3.12.

Rotkribbelige Lippen. Eine Nase, die da juckt, wo wohl ein Tropfen festhängt. Lider, die müde pieksen. Wenn ich mir mit einem Papiertaschentuch die Nase putze, bringe ich Staub ins Spiel, es hilft nicht. Eine Unzufriedenheit, die dem Tag nicht gerecht wird.

Ich finde nicht ins Bett, obwohl ich bereits darin liege. Weil ich zu lange gewartet habe und „bereits“ ein Euphemismus ist. Weil ich auf dem Weg von Sofa zu Bett das schlafende Baby geweckt habe, das sich zuvor auf meiner Brust in den Schlaf gehustet hatte. An meiner Haut zieht es und ich finde nicht zur Ruhe.
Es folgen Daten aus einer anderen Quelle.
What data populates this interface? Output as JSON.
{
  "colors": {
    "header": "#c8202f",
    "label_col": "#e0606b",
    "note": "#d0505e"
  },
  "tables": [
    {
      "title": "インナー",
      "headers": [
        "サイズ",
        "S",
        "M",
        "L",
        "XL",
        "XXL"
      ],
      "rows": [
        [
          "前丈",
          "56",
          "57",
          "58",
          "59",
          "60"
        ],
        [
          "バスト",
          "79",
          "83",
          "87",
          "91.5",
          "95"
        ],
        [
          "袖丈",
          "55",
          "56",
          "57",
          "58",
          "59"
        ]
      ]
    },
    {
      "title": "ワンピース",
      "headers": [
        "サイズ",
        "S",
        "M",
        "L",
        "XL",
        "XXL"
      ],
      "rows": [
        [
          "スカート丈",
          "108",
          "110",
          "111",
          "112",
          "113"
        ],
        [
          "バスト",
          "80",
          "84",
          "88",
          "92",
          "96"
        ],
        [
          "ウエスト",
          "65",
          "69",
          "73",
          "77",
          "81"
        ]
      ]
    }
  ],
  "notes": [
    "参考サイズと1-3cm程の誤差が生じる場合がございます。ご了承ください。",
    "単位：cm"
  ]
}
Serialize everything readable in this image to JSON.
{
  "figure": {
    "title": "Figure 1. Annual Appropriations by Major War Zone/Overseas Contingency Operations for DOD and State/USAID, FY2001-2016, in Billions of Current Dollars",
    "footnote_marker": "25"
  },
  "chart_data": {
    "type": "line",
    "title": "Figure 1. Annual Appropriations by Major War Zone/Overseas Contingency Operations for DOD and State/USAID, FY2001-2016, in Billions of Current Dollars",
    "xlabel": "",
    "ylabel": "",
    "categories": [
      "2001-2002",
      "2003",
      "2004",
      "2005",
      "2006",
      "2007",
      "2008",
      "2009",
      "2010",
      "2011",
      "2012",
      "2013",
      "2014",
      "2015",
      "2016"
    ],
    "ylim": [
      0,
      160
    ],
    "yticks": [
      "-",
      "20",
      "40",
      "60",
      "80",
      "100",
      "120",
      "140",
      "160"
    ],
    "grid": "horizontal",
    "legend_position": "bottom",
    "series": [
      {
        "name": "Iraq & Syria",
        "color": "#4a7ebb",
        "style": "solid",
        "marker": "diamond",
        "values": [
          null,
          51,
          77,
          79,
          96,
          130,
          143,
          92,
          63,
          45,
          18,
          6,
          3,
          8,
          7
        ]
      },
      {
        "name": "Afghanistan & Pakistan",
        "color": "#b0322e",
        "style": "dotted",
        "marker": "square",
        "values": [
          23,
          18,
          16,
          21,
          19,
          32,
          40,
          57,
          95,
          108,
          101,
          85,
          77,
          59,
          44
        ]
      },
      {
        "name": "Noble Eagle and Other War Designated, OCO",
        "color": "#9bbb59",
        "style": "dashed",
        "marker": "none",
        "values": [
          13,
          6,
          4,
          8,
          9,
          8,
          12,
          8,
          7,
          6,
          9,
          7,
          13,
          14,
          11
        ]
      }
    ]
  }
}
Geweckt wurde ich heute früh vom großen Kind, als es rief: „Es schneit, Mama, es schneit!“ Es schneite einfach den ganzen Tag weiter. Er blieb liegen, der Schnee, ganz anders als ich. Er liegt noch, teils stadtmatschig, er liegt und macht die Nacht heller und weich. Ich bin in Denial, obwohl ich eine elektronische Erinnerung las, dass es gestern vor einem Jahr auch geschneit hatte. Habe nicht damit gerechnet, wollte mich nicht trauen, es zu erwarten. Schnee, vor Weihnachten. Im warmen Talkessel. Im Klimawandel, keine Ahnung. Und trotzdem Glück. Traue mich nun nicht, zu erwarten, dass das länger hält, dafür den Tag über alles aufgesaugt. Schnee gegessen. Geguckt. Gejuchzt. Rote Finger, Blitze auf den Wangen. Es sieht einfach alles so schön aus, so. Von draußen, mit beißender Luft, von drinnen sowohl vom Sofa aus, eingemümmelt zur Sendung mit der Maus, oder bei der Lohnarbeit, wo es meine Blicke beiläufig nach draußen zieht, ich Flocken wehen sehe. Alles still. Kokon. Es ist magisch, ich weiß es nicht anders zu sagen. Wie im Bilderbuch. Wie Fiktion eigentlich. Aber ganz echt, kalt, nass, schmackhaft.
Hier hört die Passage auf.